La Vallesina, compreso Monsano, aveva una grande tradizione nella coltivazione della canapa fino alla metà del secolo scorso. Le note vicissitudini dell’industrializzazione e gli interessi dell’industria petrolifera hanno cancellato questa coltura e molte esperienze sono andate perdute. Quando si parla di canapa si pensa subito alla marijuana, ma in pochi sanno che questa pianta così versatile in molti casi può perfettamente sostituire il petrolio, ad esempio per quanto concerne la produzione di carburanti e materie plastiche, oltre a rappresentare nel contempo un’alternativa ecologica al cotone per la produzione di fibre tessili, una risorsa alimentare da non sottovalutare ed una materia prima adatta per la fabbricazione di carta e di materiali per l’edilizia.
Alla luce di ciò il Comune di Monsano (AN) ha adottato una proposta de i GRE delle Marche, che sono la sezione marchigiana dei Gruppi di Ricerca Ecologica, per favorire la diffusione dei prodotti a base di canapa e dunque la sua coltivazione fondando Monsano Borgo della Canapa. Più borghi votati alla produzione di canapa costituiranno una Città della Canapa digitale.

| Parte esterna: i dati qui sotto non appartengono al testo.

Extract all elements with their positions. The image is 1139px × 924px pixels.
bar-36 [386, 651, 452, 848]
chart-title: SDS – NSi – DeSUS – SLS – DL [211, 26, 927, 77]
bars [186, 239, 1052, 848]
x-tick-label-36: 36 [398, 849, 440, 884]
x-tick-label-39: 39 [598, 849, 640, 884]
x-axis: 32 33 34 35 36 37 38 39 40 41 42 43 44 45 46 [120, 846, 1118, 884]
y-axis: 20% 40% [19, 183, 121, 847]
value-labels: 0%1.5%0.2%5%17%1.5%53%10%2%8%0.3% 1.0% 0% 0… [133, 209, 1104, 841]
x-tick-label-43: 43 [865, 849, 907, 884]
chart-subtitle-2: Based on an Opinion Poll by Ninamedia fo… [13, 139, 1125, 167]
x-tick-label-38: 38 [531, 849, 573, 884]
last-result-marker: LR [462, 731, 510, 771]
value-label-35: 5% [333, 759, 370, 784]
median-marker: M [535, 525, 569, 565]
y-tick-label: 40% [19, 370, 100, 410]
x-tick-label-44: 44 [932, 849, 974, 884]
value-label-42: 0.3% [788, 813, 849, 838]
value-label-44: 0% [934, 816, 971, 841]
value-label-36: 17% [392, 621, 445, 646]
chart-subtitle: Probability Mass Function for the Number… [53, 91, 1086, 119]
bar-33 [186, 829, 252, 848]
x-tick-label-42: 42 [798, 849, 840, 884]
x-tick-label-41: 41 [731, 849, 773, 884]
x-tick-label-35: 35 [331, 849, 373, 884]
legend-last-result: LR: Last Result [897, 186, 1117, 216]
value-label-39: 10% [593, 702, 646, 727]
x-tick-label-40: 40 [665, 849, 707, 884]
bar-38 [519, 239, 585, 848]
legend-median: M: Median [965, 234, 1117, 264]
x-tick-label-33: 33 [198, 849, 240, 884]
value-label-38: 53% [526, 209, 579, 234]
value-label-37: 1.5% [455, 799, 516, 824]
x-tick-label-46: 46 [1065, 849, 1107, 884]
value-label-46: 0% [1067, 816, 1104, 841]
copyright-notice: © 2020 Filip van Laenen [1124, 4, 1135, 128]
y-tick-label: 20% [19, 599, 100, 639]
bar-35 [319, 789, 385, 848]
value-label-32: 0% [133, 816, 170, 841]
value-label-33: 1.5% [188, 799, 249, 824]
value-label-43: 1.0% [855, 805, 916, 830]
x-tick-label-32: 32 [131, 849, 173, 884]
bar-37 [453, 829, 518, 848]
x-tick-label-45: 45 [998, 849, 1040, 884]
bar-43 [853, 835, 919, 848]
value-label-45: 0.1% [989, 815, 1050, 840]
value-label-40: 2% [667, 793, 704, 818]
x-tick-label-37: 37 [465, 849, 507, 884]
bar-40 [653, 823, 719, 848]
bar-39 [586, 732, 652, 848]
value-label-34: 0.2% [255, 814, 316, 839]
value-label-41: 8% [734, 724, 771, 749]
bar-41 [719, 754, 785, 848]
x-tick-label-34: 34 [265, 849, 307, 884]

Nel comune che si trova nella Vallesine, dove la canapa ha un forte valore culturale e tradizionale – per incominciare sono stati coltivati nel 2015 a canapa poco più di 10 ettari. L’idea è quella di riunire i coltivatori, i trasformatori e i commercianti per fare rete e puntare sui derivati dalla canapa prodotti in loco e provenienti da altre aziende artigiane, con la convinzione che possano dare un valore aggiunto anche dal punto di vista turistico. Un piccolo centro dove poter comprare alimenti, vestiti, tessuti, scarpe, carta, materiale per bioedilizia e tutto ciò che con la canapa possa dunque attrarre turisti e curiosi e dare stimolo a tutto il settore. (http://comunivirtuosi.org/)
L’opinione di Barbabella
Si tratta di un argomento di cui Pier Luigi mi ha parlato più di una volta con parole entusiaste che riassumerei così:
“L’argomento mi piace perché è di una concretezza sfacciata. Non mancano le idee in Orvieto, manca la solerzia, che invece non manca ai Marchigiani. Nel Medioevo le funi di canapa e il vino erano i principali prodotti esportati da Orvieto. Le funi di canapa (comprese quelle orvietane) determinarono la supremazia delle flotte cristiane sulla flotta turca, che adoperava funi di pelo di cammello, molto più grosse e pesanti (essendo le setole del cammello molto più corte delle fibre della canapa). Fino alla seconda guerra mondiale la canapa era largamente coltivata nell’Orvietano. Poi sono arrivati le fibre sintetiche e il cotone a prezzi stracciati. Ma la lunga fibra della canapa è più pregiata del cotone e vari sono gli impieghi della canapa. Basterebbe agevolare fiscalmente l’uso dei pannelli isolanti di canapa nell’edilizia per promuovere la coltivazione della canapa e l’industria dei pannelli. Se gli amministratori orvietani meditassero sul libro della concittadina Santina Muzi e s’informassero su ciò che si sta facendo nelle Marche, forse potrebbero essere presi dal desiderio di darsi una mossa.”
Io condivido senza riserve queste considerazioni di Pier Luigi, e non mi sembra necessario aggiungere molto altro. Dico solo che questa idea, come altre di portata simile, per essere trasformate in strategia di cambiamento richiedono nel potere pubblico e nella società una lucida capacità progettuale e un coraggio di scelte lungimiranti che al momento dalle nostre parti non mi pare siano di casa.